Semaine après semaine, la liste des attentats déjoués s’allonge. Ce mardi, le ministre de l’Intérieur a indiqué qu’un « projet d’action violente » avait été déjoué le 22 août dernier à Paris. Sans révéler de détails sur la nature de l’attaque ni l’avancée de l’entreprise, Gérard Collomb a précisé que l’attentat visait des « boîtes de nuit parisiennes et particulièrement des établissements gays ».

Entendu à l’Assemblée nationale dans le cadre du projet de loi sur la sécurité intérieure et la lutte contre le terrorisme, le locataire de la place Beauvau a révélé que douze projets d’attentats avaient été déjoués depuis le début de l’année sur le territoire français. Dans certains cas, des cibles étaient désignées, les suspects s’étaient procuré des armes et l’action était considérée comme « imminente ». A l’inverse, certains projets étaient à l’état embryonnaire.

La moitié a été fomentée en Ile-de-France et/ou vise un lieu proche de la capitale. Le dernier remonte à la semaine dernière : deux hommes ont été mis en examen dimanche après la découverte fortuite d’un laboratoire d’explosifs à Villejuif, dans le Val-de-Marne. Début septembre déjà, un homme soupçonné de vouloir attaquer des policiers à la kalachnikov a été interpellé à Saint-Ouen. Le jour de la Fête de la musique, le 21 juin, les enquêteurs ont arrêté un très jeune homme suspecté de projeter une attaque au couteau le soir même.

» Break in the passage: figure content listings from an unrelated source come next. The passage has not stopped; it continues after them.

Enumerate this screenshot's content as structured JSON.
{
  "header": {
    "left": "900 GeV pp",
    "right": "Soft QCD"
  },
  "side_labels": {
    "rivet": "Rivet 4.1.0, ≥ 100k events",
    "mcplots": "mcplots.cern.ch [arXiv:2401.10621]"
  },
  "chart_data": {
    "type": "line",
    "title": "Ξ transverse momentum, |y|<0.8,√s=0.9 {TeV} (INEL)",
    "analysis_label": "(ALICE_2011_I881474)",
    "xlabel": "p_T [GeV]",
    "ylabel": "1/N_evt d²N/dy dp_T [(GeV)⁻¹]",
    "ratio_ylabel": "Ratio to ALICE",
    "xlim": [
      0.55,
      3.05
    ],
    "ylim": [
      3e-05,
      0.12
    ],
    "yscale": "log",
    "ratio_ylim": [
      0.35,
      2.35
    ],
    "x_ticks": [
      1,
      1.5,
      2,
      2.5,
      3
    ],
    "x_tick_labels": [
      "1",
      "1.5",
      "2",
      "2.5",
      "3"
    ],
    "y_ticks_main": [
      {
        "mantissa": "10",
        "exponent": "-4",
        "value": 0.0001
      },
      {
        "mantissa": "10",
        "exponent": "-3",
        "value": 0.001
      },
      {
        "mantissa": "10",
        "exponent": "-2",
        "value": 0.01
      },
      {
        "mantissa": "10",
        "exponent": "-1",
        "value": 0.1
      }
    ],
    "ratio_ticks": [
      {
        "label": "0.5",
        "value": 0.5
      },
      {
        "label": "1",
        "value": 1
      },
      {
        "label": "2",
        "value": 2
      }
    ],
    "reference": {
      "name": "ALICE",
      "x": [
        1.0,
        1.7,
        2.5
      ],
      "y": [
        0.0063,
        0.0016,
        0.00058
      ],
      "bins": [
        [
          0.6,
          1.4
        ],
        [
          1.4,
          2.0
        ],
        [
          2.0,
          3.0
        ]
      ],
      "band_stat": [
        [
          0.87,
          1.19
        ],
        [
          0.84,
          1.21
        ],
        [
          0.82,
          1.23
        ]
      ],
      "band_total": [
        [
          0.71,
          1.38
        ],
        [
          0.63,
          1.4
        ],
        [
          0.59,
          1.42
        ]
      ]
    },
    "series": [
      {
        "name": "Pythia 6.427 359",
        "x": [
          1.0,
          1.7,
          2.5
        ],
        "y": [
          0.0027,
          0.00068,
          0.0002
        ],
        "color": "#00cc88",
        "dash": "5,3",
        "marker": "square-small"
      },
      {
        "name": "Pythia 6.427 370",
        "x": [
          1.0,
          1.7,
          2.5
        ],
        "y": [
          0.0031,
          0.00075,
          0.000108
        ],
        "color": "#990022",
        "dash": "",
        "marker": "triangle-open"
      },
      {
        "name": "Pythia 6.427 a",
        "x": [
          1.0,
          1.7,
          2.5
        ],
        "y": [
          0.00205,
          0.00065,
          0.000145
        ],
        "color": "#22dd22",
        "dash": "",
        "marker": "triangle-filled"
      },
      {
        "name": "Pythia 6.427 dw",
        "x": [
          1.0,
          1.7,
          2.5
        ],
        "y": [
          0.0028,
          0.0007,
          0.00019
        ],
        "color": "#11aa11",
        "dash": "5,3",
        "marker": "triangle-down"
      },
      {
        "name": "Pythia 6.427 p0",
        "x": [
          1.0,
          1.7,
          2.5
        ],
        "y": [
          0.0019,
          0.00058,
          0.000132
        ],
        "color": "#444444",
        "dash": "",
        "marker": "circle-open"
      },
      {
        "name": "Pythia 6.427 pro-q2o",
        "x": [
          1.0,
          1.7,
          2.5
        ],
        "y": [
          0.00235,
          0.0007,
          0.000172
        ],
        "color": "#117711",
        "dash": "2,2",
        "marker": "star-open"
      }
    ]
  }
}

Sites touristiques, métro lillois et meeting politique

Plusieurs autres projets ont été déjoués dans des grandes métropoles françaises. Le 10 février, quatre personnes, dont un mineur, sont interpellées dans l’agglomération montpelliéraine. Bruno Leroux, le ministre de l’Intérieur de l’époque, évoque un « projet d’attentat imminent » après la découverte de TATP. Les suspects visaient, semble-t-il, un lieu touristique parisien ou la place de la Comédie à Montpellier. Quatre jours plus tard, un autre projet est déjoué à Lille. Les djihadistes présumés projetaient d’attaquer le métro lillois ou un centre commercial, a précisé Gérard Collomb.

Fin avril, un attentat d’ampleur est déjoué à Marseille. Dans un petit appartement à proximité de la gare Saint-Charles, les enquêteurs de la DGSI ont découvert un fusil-mitrailleur, deux armes de poing, des munitions mais également plus de trois kilos de TATP, un explosif utilisé notamment lors des attaques du 13 novembre, et une grenade artisanale. Les deux suspects, âgés de 23 et 29 ans, sont soupçonnés d’avoir voulu attaquer le meeting de Marine Le Pen à quelques jours de l’élection présidentielle. « Ce que veut Daesh, c’est diviser la communauté nationale et arriver à faire que dans notre pays, il y ait des affrontements entre les Français, a déploré le ministre de l’Intérieur. C’est le piège dans lequel nous ne devons pas tomber. »

Plusieurs projets visant les institutions militaires ont été déjoués. Le 2 mai, la cible était l’école de l’air de Salon de Provence. Moins d’une semaine plus tard, un ancien soldat radicalisé est arrêté à proximité de la base militaire d’Evreux. Interpellé en tenue de combat, l’homme est soupçonné d’avoir voulu mener une attaque isolée contre la base. Un fusil à pompe et des munitions avaient notamment été découverts dans un buisson à proximité.